Before: 8 tests, several with try/catch that hid failures. After: 14 tests, all with proper assertions and mock verification.

Bonus Fix: PR Pipeline Was Never Running Tests

The CI workflow had the pull_request trigger targeting main instead of master:

# Before (never triggered)
pull_request:
  branches: [ main ]

# After (triggers on PRs to master)
pull_request:
  branches: [ master ]

Lessons Learned

  1. InMemory provider has limitations: EF Core InMemory doesn't support all SQL functions. It also fails silently when Include() references non-existent entities.

  2. Hidden inputs bridge rich UIs: Tagify's complex interface submits via a simple comma-separated hidden input.

  3. Autoloaders reduce bloat: Prism.js autoloader loads language support on-demand.

  4. Rate limiting is easy in modern .NET: ASP.NET Core's built-in rate limiter requires minimal code.

  5. AsNoTracking is free performance: For read-only queries, always use AsNoTracking().

  6. Indexes matter more than caching: For most applications, proper database indexes provide far more performance benefit than application-level caching.

  7. Side effects in constructors make code untestable: Creating clients, opening connections—these should happen in DI factory registrations, not constructors.

  8. try/catch in tests is a code smell: If your unit test needs to catch and swallow exceptions, something is wrong with the design.

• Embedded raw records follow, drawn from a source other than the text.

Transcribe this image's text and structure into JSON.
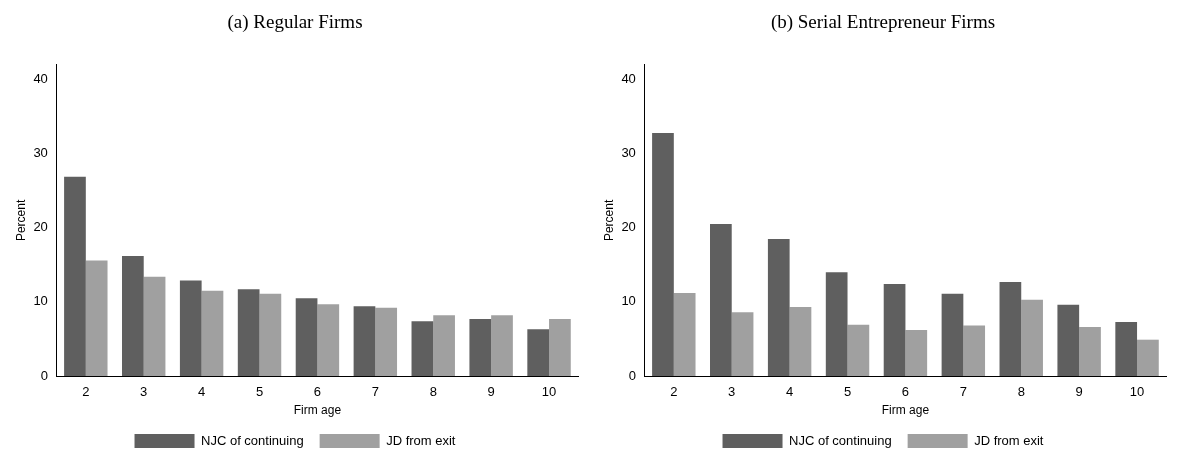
{
  "chart_data": [
    {
      "type": "bar",
      "title": "(a) Regular Firms",
      "xlabel": "Firm age",
      "ylabel": "Percent",
      "categories": [
        "2",
        "3",
        "4",
        "5",
        "6",
        "7",
        "8",
        "9",
        "10"
      ],
      "series": [
        {
          "name": "NJC of continuing",
          "color": "#5f5f5f",
          "values": [
            26.9,
            16.2,
            12.9,
            11.7,
            10.5,
            9.4,
            7.4,
            7.7,
            6.3
          ]
        },
        {
          "name": "JD from exit",
          "color": "#a0a0a0",
          "values": [
            15.6,
            13.4,
            11.5,
            11.1,
            9.7,
            9.2,
            8.2,
            8.2,
            7.7
          ]
        }
      ],
      "ylim": [
        0,
        42
      ],
      "yticks": [
        0,
        10,
        20,
        30,
        40
      ],
      "grid": false,
      "legend": "bottom"
    },
    {
      "type": "bar",
      "title": "(b) Serial Entrepreneur Firms",
      "xlabel": "Firm age",
      "ylabel": "Percent",
      "categories": [
        "2",
        "3",
        "4",
        "5",
        "6",
        "7",
        "8",
        "9",
        "10"
      ],
      "series": [
        {
          "name": "NJC of continuing",
          "color": "#5f5f5f",
          "values": [
            32.8,
            20.5,
            18.5,
            14.0,
            12.4,
            11.1,
            12.7,
            9.6,
            7.3
          ]
        },
        {
          "name": "JD from exit",
          "color": "#a0a0a0",
          "values": [
            11.2,
            8.6,
            9.3,
            6.9,
            6.2,
            6.8,
            10.3,
            6.6,
            4.9
          ]
        }
      ],
      "ylim": [
        0,
        42
      ],
      "yticks": [
        0,
        10,
        20,
        30,
        40
      ],
      "grid": false,
      "legend": "bottom"
    }
  ]
}
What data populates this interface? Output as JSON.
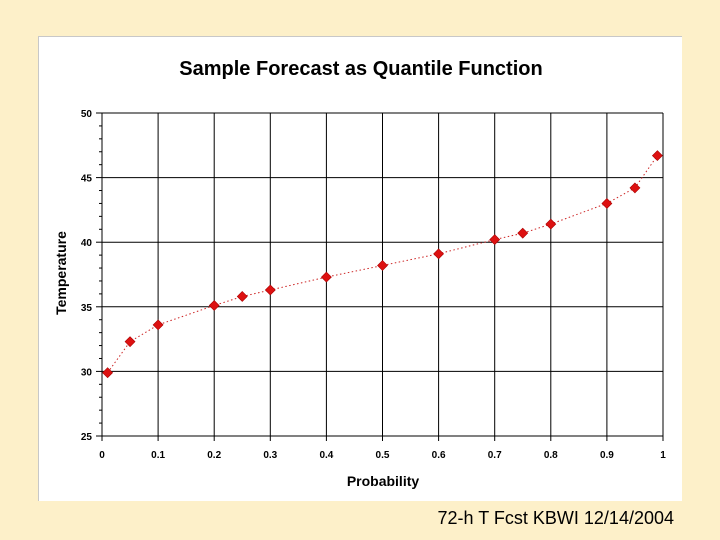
{
  "caption": "72-h T Fcst KBWI 12/14/2004",
  "chart_data": {
    "type": "scatter",
    "title": "Sample Forecast as Quantile Function",
    "xlabel": "Probability",
    "ylabel": "Temperature",
    "xlim": [
      0,
      1
    ],
    "ylim": [
      25,
      50
    ],
    "xticks": [
      0,
      0.1,
      0.2,
      0.3,
      0.4,
      0.5,
      0.6,
      0.7,
      0.8,
      0.9,
      1
    ],
    "xtick_labels": [
      "0",
      "0.1",
      "0.2",
      "0.3",
      "0.4",
      "0.5",
      "0.6",
      "0.7",
      "0.8",
      "0.9",
      "1"
    ],
    "yticks": [
      25,
      30,
      35,
      40,
      45,
      50
    ],
    "ytick_labels": [
      "25",
      "30",
      "35",
      "40",
      "45",
      "50"
    ],
    "grid": true,
    "marker_color": "#dd1111",
    "line_color": "#cc2222",
    "series": [
      {
        "x": [
          0.01,
          0.05,
          0.1,
          0.2,
          0.25,
          0.3,
          0.4,
          0.5,
          0.6,
          0.7,
          0.75,
          0.8,
          0.9,
          0.95,
          0.99
        ],
        "y": [
          29.9,
          32.3,
          33.6,
          35.1,
          35.8,
          36.3,
          37.3,
          38.2,
          39.1,
          40.2,
          40.7,
          41.4,
          43.0,
          44.2,
          46.7
        ]
      }
    ]
  }
}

  9. CI catches what local dev hides: Local development often has services running that mask design issues. CI's clean environment is a feature, not a bug.


Blog Feature Complete!

All planned phases are complete:

Phase Description Status
1 Foundation (models, migrations, scaffolding)
2 Public Reading (home page, article display)
3 Authoring (EasyMDE editor)
4 Image Management (Azure Blob Storage)
5 Enhanced Features (tags, search, RSS)
6 Polish (SEO, sharing, related posts)
7 Comments/Likes ⏳ Deferred
8 Security Review
9 Performance Review
10 CI Pipeline Fix

The blog is production-ready. From architecture document to working feature, this has been an interesting journey in AI-assisted development.


This concludes the series. Part 1 covers planning and architecture. Part 2 covers Phases 1-4.